The other day, I realized something pretty shocking. Pregnant bellies and small babies don’t torment me the way they once did. Now, it’s more the families of four–no matter what their age–that make my heart ache, that remind me of what we might never have.
I think at some point along the way–after our diagnoses, once I had accepted our dismal chances of having another child at all–I started to let go of my dreams of being pregnant again. It’s no longer about whether we get a BFP next month or this summer with our IUI or ever, really. Now my primary goal is to end this journey with a family of four, whenever and however that is possible. That is what I REALLY want. And I’m willing to
At some point, my focus shifted. Now I’m playing the long game.
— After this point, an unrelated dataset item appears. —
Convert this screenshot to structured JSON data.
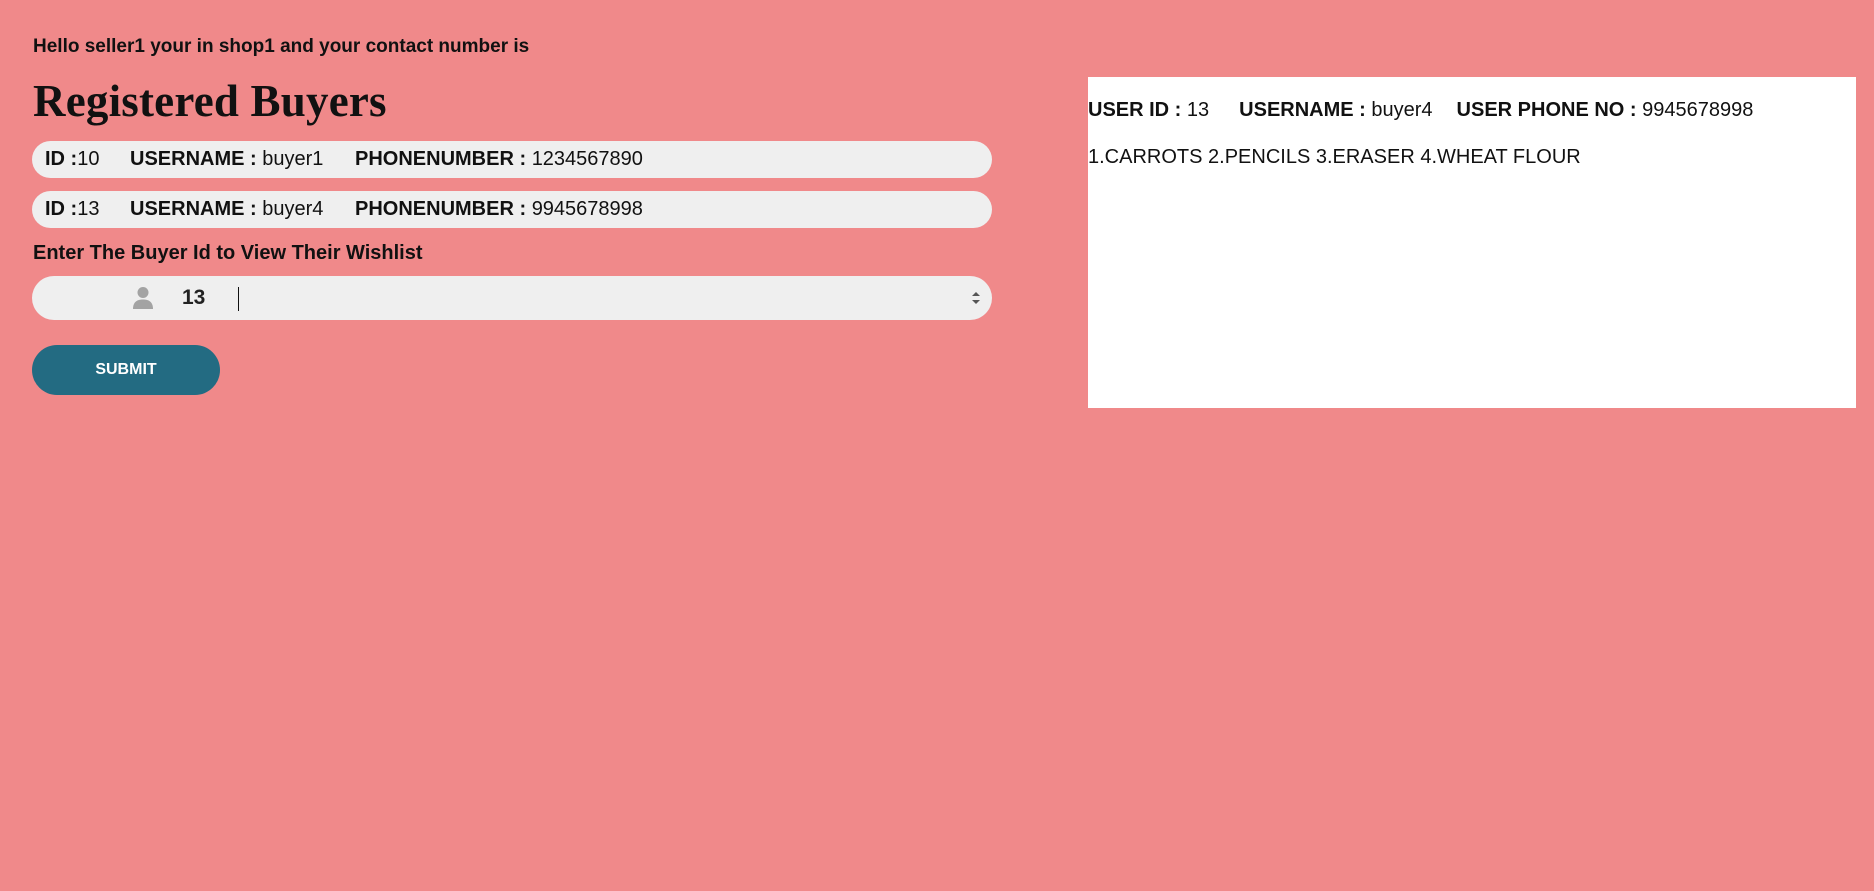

Would I love to be pregnant and have another child with genetic connections to Mi.Vida and me? Absolutely. I would be honored to carry and birth another baby. I would be thrilled to see how our second child would look, what he would be like, how she would relate to her sister. Completing our family of four with another biological child would be an incredible miracle, one I would cherish always.
But the truth is, I would cherish any child that made his or her way into our family. I would consider a child that came to us through foster-adoption, or donor embryo (I’m just starting to look into this) just as miraculous. I want to complete our family and I would be honored to welcome any child that found his or her way to us.
If it were just up to me, I KNOW we would have another child, some how, some way. But it’s not just up to me. We are a family and I have to consider my partner’s feelings and my daughter’s best interests. Any decision must be made together, taking into account everyone’s wants and needs.
Having a biological child is obviously the easiest way to arrive at our hoped for destination, but it’s also the most impossible and thankfully it is not the only chance we have. I just hope that no matter what, we can become a family of four. That is my greatest wish.